Former US President Bill Clinton offered a light of hope to the impoverished and AIDS-stricken African kingdom of Lesotho by opening up a pediatric AIDS clinic at the Queen Elizabeth II hospital. Around 22,000 children are HIV positive in the tiny country with an HIV rate of around 30 percent.
“Your country needs you. It cannot exist with 30 percent of adults that are HIV positive,” Clinton told a small group of citizens and dignitaries during a tour of the Maseru hospital.
Clinton is on a six-nation tour of Africa addressing the AIDS pandemic that is wracking the continent. The Clinton Foundation funded the $27,000 clinic, part of a $10 million initiative by the foundation to combat HIV and AIDS in rural Africa.
The clinic will supply life-extending antiretroviral (ARV) AIDS medication in hopes to lift the number of children receiving treatment from 100 to 750. In Lesotho, 22,000 children are HIV positive.
Local health authorities say the situation is dire and that medication, though extremely valuable, is not the only help needed. Famine, unemployment, and AIDS have virtually destroyed the nation’s food supply. The ARV medication requires food for patients to keep it down, further escalating the concern among locals.

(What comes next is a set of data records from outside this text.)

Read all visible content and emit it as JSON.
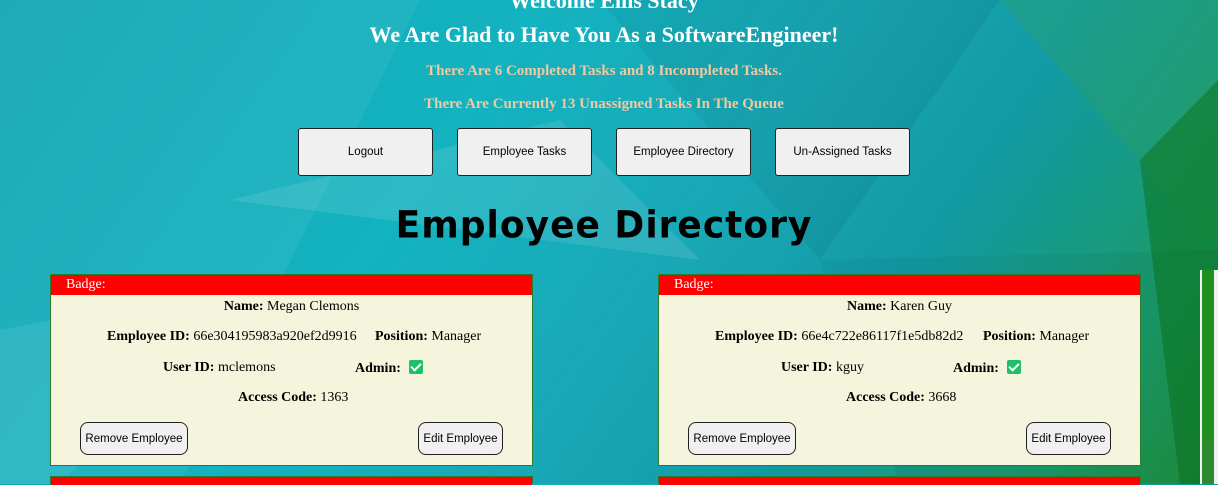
{
  "header": {
    "welcome": "Welcome Ellis Stacy",
    "glad": "We Are Glad to Have You As a SoftwareEngineer!",
    "task_stats": "There Are 6 Completed Tasks and 8 Incompleted Tasks.",
    "queue_stats": "There Are Currently 13 Unassigned Tasks In The Queue"
  },
  "nav": {
    "logout": "Logout",
    "employee_tasks": "Employee Tasks",
    "employee_directory": "Employee Directory",
    "unassigned_tasks": "Un-Assigned Tasks"
  },
  "directory_title": "Employee Directory",
  "labels": {
    "badge": "Badge:",
    "name": "Name:",
    "employee_id": "Employee ID:",
    "position": "Position:",
    "user_id": "User ID:",
    "admin": "Admin:",
    "access_code": "Access Code:",
    "remove": "Remove Employee",
    "edit": "Edit Employee"
  },
  "employees": [
    {
      "name": "Megan Clemons",
      "employee_id": "66e304195983a920ef2d9916",
      "position": "Manager",
      "user_id": "mclemons",
      "admin": true,
      "access_code": "1363"
    },
    {
      "name": "Karen Guy",
      "employee_id": "66e4c722e86117f1e5db82d2",
      "position": "Manager",
      "user_id": "kguy",
      "admin": true,
      "access_code": "3668"
    }
  ],
  "colors": {
    "badge": "#ff0000",
    "card_bg": "#f5f4dc",
    "check": "#1fbf6a",
    "stat_text": "#f0c9a0"
  }
}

Clinton said though the government was doing a good job in its efforts to combat its misfortunes through educational programs promoting HIV testing, condoms, and awareness, more funding is needed to provide more robust treatment.
He said the was a lot more work to be done and that abandoned babies sharing hospital beds was “immoral.”
The next stop on the tour will be South Africa, where tiny Lesotho is enclosed. The former president hopes to spread a similar message there about controlling the African AIDS epidemic.
“Lesotho is helping to prove that pediatric HIV/AIDS treatment is indeed possible in the developing world,” Clinton said. “We are trying all we can to help. Every child has a right to life, to grow up, to have a healthy life, to dream their dreams and to get educated.”